Table 7: ARDL-UECM Models Diagnostic Tests
| LM Test Statistics Results | LnGDP | LnCO2 | PG | LnTE | LnEC |
|---|---|---|---|---|---|
| R-Square | 97.9% | 97.5% | 99.8% | 99.0% | 98.9% |
| Serial Correlation: CHSQ(1) | 2.337 [0.126] | 0.414 [0.520] | 0.166 [0.683] | 1.045 [0.307] | 1.492 [0.222] |
| Functional Form: CHSQ(1) | 0.091 [0.763] | 0.085 [0.771] | 0.204 [0.651] | 1.394 [0.122] | 2.641 [0.092] |
| Normality: CHSQ(2) | 1.516 [0.469] | 0.333 [0.846] | 1.055 [0.590] | 2.758 [0.252] | 1.727 [0.422] |
| Heteroscedasticity: CHSQ(1) | 0.002 [0.968] | 2.197 [0.138] | 0.095 [0.758] | 0.330 [0.565] | 0.939 [0.333] |
The paper empirically analyses the causal relationship between CO2 emission, population growth, energy consumption and economic growth in South Africa for the period from 1971 to 2014. The paper employs the ARDL-bounds testing approach of co-integration and unrestricted error correction model (UECM) using a multivariate Granger-Causality methodology to investigate the causal relationship between the variables. The paper finds that energy usage and electricity consumption Granger-cause economic growth in South Africa but only in the short run. Additionally, the paper finds that, economic growth, population growth and energy consumption Granger-cause CO2 emission as expected in the transmission mechanism.
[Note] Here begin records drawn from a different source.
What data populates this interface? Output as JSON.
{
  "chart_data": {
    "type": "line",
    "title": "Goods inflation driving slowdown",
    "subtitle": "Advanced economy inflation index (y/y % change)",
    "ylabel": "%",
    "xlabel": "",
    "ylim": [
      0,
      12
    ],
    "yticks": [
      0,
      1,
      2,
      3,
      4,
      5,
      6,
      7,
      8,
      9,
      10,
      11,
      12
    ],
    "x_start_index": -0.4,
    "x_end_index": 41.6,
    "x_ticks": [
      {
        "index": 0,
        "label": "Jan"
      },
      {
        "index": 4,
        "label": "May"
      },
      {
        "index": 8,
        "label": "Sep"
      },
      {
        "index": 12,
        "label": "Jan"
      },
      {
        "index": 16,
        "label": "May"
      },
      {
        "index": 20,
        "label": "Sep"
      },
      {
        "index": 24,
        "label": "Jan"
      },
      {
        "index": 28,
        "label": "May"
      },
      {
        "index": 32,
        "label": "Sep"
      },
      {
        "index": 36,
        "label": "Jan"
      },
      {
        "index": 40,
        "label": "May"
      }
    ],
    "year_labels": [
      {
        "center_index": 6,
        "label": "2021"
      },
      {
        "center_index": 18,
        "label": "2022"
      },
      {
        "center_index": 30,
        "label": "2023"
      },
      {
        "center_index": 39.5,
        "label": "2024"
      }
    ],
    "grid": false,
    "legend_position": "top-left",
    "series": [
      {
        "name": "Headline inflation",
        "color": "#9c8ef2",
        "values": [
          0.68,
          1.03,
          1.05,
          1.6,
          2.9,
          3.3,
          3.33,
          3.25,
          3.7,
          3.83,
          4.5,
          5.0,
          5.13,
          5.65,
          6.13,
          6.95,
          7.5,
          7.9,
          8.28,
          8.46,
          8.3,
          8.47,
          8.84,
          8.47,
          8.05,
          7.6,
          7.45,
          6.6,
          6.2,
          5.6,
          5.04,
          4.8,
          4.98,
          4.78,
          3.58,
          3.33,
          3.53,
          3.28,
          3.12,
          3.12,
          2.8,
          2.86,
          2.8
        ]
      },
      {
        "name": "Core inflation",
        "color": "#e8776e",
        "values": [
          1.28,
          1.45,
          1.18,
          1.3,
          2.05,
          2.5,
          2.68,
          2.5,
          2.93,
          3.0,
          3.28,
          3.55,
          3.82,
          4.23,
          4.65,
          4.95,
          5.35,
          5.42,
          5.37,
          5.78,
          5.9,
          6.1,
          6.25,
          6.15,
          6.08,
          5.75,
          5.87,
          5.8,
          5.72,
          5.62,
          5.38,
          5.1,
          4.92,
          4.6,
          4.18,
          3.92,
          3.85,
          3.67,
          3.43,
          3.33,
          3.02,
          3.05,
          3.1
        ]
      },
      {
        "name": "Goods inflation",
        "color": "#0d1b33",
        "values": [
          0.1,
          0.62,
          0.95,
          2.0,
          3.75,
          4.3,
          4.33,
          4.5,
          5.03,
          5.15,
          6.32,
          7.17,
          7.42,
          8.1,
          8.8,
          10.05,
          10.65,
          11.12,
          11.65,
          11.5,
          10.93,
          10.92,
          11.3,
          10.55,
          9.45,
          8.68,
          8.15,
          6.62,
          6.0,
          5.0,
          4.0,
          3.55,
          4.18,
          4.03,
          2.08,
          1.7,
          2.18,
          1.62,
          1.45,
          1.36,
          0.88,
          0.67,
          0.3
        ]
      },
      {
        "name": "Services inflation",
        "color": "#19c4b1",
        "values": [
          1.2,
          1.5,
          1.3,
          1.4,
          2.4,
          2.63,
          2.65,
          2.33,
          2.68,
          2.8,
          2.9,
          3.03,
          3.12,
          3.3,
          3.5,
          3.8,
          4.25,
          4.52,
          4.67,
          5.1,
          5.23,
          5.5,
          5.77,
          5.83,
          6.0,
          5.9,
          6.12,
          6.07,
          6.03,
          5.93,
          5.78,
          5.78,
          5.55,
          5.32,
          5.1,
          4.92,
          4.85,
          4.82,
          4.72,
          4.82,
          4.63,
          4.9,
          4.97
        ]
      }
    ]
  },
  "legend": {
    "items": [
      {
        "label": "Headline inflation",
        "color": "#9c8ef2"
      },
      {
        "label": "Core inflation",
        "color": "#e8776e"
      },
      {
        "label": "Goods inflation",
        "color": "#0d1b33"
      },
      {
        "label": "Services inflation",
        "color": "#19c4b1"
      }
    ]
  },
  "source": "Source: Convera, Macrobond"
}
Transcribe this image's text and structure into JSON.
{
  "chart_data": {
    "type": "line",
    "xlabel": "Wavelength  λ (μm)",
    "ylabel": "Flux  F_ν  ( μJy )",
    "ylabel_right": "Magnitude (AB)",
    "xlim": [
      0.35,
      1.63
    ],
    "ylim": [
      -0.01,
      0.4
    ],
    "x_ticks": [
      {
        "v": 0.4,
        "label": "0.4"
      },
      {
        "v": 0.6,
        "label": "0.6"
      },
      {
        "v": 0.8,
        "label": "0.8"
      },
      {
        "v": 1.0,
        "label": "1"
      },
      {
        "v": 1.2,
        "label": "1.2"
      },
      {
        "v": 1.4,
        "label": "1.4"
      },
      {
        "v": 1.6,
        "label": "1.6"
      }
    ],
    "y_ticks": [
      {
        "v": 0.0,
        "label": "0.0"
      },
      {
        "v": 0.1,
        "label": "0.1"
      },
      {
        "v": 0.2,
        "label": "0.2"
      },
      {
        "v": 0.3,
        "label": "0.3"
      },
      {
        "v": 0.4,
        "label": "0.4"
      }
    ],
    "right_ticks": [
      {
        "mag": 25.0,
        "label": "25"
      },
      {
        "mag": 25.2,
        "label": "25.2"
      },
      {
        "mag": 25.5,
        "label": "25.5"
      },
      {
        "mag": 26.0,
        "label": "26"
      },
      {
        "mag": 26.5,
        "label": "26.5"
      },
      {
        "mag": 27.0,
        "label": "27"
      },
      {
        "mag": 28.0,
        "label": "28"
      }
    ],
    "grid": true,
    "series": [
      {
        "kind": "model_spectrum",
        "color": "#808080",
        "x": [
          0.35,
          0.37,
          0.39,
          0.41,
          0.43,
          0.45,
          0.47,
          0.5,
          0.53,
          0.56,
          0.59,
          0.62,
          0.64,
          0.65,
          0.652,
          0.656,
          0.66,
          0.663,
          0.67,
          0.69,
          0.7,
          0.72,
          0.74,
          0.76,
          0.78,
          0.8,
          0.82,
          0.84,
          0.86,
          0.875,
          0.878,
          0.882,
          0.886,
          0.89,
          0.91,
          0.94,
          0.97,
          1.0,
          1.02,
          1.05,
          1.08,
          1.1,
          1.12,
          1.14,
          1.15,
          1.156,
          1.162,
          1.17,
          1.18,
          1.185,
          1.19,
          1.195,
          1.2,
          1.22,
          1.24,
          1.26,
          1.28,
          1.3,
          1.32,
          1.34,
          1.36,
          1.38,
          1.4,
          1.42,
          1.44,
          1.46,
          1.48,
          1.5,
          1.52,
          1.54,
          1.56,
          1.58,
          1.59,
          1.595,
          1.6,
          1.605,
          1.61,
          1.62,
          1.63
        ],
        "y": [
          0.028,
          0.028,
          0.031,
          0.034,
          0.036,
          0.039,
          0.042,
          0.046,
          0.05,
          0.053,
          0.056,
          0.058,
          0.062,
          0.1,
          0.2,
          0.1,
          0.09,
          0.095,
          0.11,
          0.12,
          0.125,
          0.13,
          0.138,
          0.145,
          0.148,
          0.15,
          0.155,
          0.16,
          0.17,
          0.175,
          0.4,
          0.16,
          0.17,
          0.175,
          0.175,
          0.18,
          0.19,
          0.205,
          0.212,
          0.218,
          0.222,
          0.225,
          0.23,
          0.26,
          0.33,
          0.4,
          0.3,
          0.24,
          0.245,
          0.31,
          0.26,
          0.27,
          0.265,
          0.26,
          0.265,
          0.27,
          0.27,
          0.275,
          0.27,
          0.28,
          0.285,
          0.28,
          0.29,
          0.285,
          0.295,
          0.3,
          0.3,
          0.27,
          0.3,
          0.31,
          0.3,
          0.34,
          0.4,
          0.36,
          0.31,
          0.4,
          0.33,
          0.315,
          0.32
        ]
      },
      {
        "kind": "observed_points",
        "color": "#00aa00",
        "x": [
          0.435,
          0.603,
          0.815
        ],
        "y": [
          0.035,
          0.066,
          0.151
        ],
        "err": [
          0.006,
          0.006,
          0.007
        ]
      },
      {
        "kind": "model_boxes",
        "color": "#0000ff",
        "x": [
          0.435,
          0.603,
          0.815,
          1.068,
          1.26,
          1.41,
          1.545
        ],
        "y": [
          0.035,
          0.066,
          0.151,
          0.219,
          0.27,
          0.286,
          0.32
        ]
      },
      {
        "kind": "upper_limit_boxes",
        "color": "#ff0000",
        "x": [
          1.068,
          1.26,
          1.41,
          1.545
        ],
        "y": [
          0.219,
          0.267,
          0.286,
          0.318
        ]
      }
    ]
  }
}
For sustainable economic growth in South Africa, the policy implications arising from the findings in this paper, therefore, are that, for population growth control measures, policymakers should target both short and long run effective policies in order to reduce the amount of CO2 emissions in South Africa. Furthermore, policies directed at the expansion of electricity production must be intensified in South Africa in order to cope with the expected demand. Finally, given that population growth has an impact on electricity consumption and energy usage with its related CO2 emission in South Africa, policies should be geared towards environmentally friendly economic growth through enhancement and consumption of cleaner energy and incorporating policies on population growth, urbanization and industrialisation.